Faux suede looks and feels a lot like real suede but usually is easier to clean. It's made of synthetic materials and is, therefore, preferred by vegans and some vegetarians over real suede, which is created from cowhide. Despite the difference in material, cleaning shoes made of faux suede is similar to cleaning real suede shoes.
Brush the shoe with a suede brush. You can buy these brushes at most places that sell shoe-cleaning supplies. Brushing faux suede loosens dirt and stains from the nap (the soft fibres). Many times, this brush may be all you require to sufficiently clean faux-suede shoes. Whether they appear dirty or not, as a rule you should brush them once a week to raise the nap (if you wear the shoes daily) and keep dirt from settling it.

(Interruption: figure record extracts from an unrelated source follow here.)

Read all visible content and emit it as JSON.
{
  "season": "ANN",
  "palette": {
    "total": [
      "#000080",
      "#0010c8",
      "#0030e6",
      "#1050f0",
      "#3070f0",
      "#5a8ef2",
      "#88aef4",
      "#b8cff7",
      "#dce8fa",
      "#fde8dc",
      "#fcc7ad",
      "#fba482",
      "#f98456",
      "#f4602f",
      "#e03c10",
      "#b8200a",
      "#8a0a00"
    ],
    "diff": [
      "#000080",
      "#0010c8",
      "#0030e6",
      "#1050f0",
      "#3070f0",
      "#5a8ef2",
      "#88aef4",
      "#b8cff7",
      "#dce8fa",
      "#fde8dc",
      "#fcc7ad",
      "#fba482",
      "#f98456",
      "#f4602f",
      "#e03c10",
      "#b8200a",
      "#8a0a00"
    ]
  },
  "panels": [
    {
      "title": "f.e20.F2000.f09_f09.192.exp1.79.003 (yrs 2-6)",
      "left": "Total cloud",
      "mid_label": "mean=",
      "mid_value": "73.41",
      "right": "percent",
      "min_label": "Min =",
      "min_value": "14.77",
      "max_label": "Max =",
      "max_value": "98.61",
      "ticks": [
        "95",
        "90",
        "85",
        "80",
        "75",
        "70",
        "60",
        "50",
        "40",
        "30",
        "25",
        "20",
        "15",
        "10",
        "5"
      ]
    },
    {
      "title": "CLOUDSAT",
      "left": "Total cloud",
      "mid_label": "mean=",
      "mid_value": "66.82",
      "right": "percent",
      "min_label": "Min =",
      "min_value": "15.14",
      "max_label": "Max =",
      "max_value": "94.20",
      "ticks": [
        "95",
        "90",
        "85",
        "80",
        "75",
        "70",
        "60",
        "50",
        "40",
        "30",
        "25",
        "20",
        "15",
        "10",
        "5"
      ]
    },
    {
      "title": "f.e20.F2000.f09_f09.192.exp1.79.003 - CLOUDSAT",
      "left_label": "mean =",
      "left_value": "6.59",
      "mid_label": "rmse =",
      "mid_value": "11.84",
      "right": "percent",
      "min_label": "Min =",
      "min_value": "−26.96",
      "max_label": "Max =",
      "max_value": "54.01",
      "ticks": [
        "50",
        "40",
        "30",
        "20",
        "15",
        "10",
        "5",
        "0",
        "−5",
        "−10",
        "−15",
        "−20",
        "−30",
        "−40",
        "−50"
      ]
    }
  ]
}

Use a slightly dampened cloth (lint-free) and a synthetic shoe cleaner or a mild soap (hand soap, for example; or if the stain is oil-based, a degreasing dish soap) to clean heavily soiled areas. Test the cleaner near the heel, or in another less-noticeable spot first to make sure the dyes don't fade. Rub the stain gently with the soapy cloth.
Blot the stain with a dry, clean cloth. Keep dabbing at it with the wet, soapy cloth, and then blotting with the dry cloth, until the stain is removed.
Allow the shoe to air-dry. When it has dried, brush it with the suede brush again to raise the nap.
Prevent future stains by using a stain- and water-repellent spray on the shoe. Spray from at least a foot away so that the chemical is evenly distributed over the shoe. Otherwise, the spray may concentrate in some areas, causing dark spots.
Your faux-suede shoes may require special treatment other than spot cleaning. Always check the manufacturer's instructions before cleaning your shoes with products other than a suede brush.